# Structured Streaming and Transformations on Streams

In [None]:
dbutils.fs.cp("file:/Workspace/Shared/transactions.csv", "dbfs:/FileStore/streaming/input/transactions.csv")

True

Task 1: Ingest Streaming Data from CSV Files

In [None]:
static_df = spark.read.format("csv").option("header", "true").load("dbfs:/FileStore/streaming/input/transactions.csv")
schema = static_df.schema

streaming_df = spark.readStream.format("csv").option("header", "true").schema(schema).load("dbfs:/FileStore/streaming/input/")

query = streaming_df.writeStream.format("console").start()

Task 2: Stream Transformations

In [None]:

transformed_df = streaming_df.withColumn("TotalAmount", streaming_df["Quantity"] * streaming_df["Price"]).filter(streaming_df["Quantity"] > 1)

query = transformed_df.writeStream.format("memory").queryName("transformed_stream").start()


Task 3: Aggregations on Streaming Data

In [None]:
from pyspark.sql.functions import col, sum
#Group the data by ProductID and calculate the total sales for each product
aggregated_df = streaming_df.groupBy("ProductID").agg(sum(col("Quantity") * col("Price")).alias("TotalSales"))
query = aggregated_df.writeStream.format("console").outputMode("update").start()

Task 4: Writing Streaming Data to File Sinks

In [None]:
query = transformed_df.writeStream.format("parquet").option("path", "/dbfs/FileStore/parquet") \
                                   .option("checkpointLocation", "/dbfs/FileStore/checkpoint") \
                                   .start()


Task 5: Handling Late Data using Watermarks

In [None]:
from pyspark.sql.functions import col, to_timestamp

streaming_df = streaming_df.withColumn("TransactionDate", to_timestamp(col("TransactionDate")))

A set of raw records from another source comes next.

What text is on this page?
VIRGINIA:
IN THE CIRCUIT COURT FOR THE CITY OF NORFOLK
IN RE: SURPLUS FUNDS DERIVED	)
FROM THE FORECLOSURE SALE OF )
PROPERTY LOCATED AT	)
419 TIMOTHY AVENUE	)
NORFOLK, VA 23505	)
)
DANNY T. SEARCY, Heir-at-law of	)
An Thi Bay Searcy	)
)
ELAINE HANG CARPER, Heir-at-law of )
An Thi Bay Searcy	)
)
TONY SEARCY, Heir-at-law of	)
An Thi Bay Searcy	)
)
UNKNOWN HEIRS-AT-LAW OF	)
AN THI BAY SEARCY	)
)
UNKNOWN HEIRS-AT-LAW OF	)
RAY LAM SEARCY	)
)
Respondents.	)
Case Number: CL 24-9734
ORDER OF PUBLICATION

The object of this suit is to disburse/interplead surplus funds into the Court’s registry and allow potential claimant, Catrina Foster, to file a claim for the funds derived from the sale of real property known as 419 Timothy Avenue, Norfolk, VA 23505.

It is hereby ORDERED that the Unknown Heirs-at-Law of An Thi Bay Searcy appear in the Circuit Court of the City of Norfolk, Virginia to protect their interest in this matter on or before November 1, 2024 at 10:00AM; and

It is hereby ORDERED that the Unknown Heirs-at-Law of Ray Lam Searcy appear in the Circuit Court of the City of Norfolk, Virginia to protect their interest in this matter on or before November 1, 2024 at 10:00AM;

watermarked_df = streaming_df.withWatermark("TransactionDate", "1 day")

watermarked_query = watermarked_df.writeStream.format("console").start()

Task 6: Streaming from Multiple Sources

In [None]:
# Stream 1: Incoming transaction data (CSV)
transactions_stream = spark.readStream.format("csv") \
    .option("header", "true") \
    .option("basePath", "dbfs:/FileStore/streaming/input/") \
    .schema("TransactionID STRING, TransactionDate DATE, ProductID STRING, Quantity INT, Price DOUBLE") \
    .load("dbfs:/FileStore/streaming/input/")

# Stream 2: Product information (JSON)
products_stream = spark.readStream.format("json") \
    .option("basePath", "dbfs:/FileStore/streaming/input/") \
    .schema("ProductID STRING, ProductName STRING, Category STRING") \
    .load("dbfs:/FileStore/streaming/input/")

# Join both streams on ProductID
joined_stream = transactions_stream.join(products_stream, "ProductID")

# Write the joined stream to the console to visualize results
query = joined_stream.writeStream \
    .format("console") \
    .outputMode("append") \
    .start()

Task 7

In [None]:
# Stop streaming query
query.stop()

# Restart the query
query = streaming_df.writeStream.outputMode("append").format("console").start()
query.awaitTermination()